More money from the government and lower costs for care fee plans will improve the prospect of living in a care home for some of Britain's elderly.

But campaigners say too many are still unsure what financial help they are entitled to.

A hefty £67 million will be pumped into thousands of care homes across England to improve facilities, allow residents greater privacy and encourage them to exercise more, the government said in May.

The cash injection is part of the Department of Health's Dignity in Care' campaign. Homes are expected to use the money to upgrade bedrooms, bathrooms and dining rooms, spruce up gardens or outside spaces, and provide access to the internet.

"I know how important it is for people living in care homes to have an environment they are happy in and that they are proud to call home," said care services minister Ivan Lewis. "By distributing this funding to almost 7,000 care homes throughout England we are able to improve the lives of tens of thousands of people and their families."

Charity Help the Aged welcomes the move, but urges action to improve staff status. "Improving the physical environment is only one piece of the jigsaw," says Annie Stevenson, the charity's senior policy adviser. "It is just as crucial to recognise that investment in the care home sector workforce is also vital to lift its status and to improve morale and potential to meet future needs."

Help the Aged is also concerned that too many elderly people and their families are struggling to pay the high cost of living in a care home - fees have risen by 33 per cent in the past five years alone - and don't know what help they are entitled to. The charity is urging health and social care professionals to help get vital information to older people.

If you need a care home place and your savings are below the means tested limit of £21,000, you should be entitled to some financial support from your local authority (the figures differ slightly in Scotland and Wales).
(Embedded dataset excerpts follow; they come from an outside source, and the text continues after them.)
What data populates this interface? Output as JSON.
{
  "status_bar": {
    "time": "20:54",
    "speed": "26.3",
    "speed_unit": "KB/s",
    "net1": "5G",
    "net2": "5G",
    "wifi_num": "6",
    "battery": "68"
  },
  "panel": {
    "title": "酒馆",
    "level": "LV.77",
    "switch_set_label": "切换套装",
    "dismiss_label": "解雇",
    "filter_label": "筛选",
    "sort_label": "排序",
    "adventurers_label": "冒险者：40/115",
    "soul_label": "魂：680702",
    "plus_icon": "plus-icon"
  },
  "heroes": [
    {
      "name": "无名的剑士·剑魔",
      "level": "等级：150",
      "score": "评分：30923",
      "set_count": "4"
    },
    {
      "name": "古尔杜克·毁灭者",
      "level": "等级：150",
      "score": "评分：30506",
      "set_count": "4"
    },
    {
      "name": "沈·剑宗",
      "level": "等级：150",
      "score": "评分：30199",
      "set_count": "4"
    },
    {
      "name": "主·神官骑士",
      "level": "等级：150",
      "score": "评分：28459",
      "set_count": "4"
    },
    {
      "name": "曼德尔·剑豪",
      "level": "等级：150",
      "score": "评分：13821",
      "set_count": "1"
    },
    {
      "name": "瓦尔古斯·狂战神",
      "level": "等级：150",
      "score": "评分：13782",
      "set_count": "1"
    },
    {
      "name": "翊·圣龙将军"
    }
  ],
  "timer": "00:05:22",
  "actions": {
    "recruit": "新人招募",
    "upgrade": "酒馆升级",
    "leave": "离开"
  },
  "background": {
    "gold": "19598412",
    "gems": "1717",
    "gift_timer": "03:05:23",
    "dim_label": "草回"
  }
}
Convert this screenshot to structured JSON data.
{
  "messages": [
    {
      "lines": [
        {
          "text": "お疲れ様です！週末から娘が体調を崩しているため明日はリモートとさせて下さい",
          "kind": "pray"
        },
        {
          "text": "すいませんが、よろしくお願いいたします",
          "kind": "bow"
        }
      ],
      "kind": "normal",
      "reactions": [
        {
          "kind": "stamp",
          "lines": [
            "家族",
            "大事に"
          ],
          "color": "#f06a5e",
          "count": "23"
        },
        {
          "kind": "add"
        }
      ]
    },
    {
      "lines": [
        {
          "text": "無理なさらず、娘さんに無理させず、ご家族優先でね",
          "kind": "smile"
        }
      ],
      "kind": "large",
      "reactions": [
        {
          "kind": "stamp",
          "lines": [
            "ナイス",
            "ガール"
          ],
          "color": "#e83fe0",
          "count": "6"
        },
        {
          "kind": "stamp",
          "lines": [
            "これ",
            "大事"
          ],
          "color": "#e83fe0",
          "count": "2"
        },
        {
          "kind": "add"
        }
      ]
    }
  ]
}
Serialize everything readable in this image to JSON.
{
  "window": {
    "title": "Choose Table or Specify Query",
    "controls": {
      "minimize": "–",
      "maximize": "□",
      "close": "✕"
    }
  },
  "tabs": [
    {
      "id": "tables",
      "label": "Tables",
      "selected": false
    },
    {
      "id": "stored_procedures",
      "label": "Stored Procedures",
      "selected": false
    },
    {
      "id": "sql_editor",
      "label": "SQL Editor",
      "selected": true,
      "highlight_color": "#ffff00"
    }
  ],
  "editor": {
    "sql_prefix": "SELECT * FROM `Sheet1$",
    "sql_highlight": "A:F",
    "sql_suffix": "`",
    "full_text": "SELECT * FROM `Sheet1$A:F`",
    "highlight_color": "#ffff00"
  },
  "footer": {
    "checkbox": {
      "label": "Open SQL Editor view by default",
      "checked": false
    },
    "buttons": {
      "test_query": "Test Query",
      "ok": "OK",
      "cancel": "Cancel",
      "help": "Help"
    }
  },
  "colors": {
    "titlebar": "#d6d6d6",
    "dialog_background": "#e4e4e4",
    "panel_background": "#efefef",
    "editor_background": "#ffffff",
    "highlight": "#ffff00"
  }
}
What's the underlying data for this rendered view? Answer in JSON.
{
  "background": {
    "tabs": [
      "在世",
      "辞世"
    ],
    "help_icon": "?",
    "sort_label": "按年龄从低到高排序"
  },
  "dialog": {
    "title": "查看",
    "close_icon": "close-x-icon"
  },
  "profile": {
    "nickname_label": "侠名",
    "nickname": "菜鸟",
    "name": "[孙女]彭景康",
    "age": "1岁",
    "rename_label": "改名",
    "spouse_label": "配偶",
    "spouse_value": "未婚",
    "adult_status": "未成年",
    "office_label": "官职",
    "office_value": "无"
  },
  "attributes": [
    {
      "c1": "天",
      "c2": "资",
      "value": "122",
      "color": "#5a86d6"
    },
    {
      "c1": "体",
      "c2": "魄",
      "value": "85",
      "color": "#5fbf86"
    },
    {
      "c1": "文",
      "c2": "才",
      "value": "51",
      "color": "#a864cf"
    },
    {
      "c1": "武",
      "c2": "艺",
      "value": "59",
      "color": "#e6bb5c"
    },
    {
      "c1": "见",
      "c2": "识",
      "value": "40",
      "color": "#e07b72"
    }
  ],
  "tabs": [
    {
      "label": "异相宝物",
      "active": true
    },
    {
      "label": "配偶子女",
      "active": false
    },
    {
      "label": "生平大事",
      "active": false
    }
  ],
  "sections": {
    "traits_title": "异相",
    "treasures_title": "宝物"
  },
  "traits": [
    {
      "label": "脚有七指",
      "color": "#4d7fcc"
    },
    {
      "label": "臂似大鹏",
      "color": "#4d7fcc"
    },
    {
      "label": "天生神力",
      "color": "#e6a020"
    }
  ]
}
People with capital below £12,750 are entitled to the maximum level of support. And for those with complex medical needs, completely free care may be available from the National Health Service.

If you are relatively healthy, and your savings come to more than the government's upper limit, you will have to pay full fees for your care.

For some people, care fee payment plans can be a helpful way to meet these costs. They can provide a regular income to cover your care costs for the rest of your life, and are usually flexible enough to meet future changes such as fee increases or a shift in your care needs.

And the cost of care plans has fallen in recent years, according to research from NHFA, an adviser specialising in long-term care funding. A plan giving you £1,000 income per month, for instance, has fallen in the last two years by almost 5 per cent from £48,782 to £46,471.

"This is really a positive for older people needing care, and their families," says Philip Spiers, managing director of NHFA. "There has always been the emotional pull of, on the one hand, wanting to buy the best care possible but, on the other, not wishing to see an inheritance disappear. Combining advice on your full entitlement to State support with purchasing a care plan to meet the costs can be a solution that satisfies both."

Care fee plans are not suitable for everyone, so do seek the help of a specialist financial adviser who should look at your entitlement to state support as well as considering suitable financial plans to meet your care costs.

Make sure your adviser has the CF8 qualification - now a legal requirement for anyone giving advice on funding long-term care.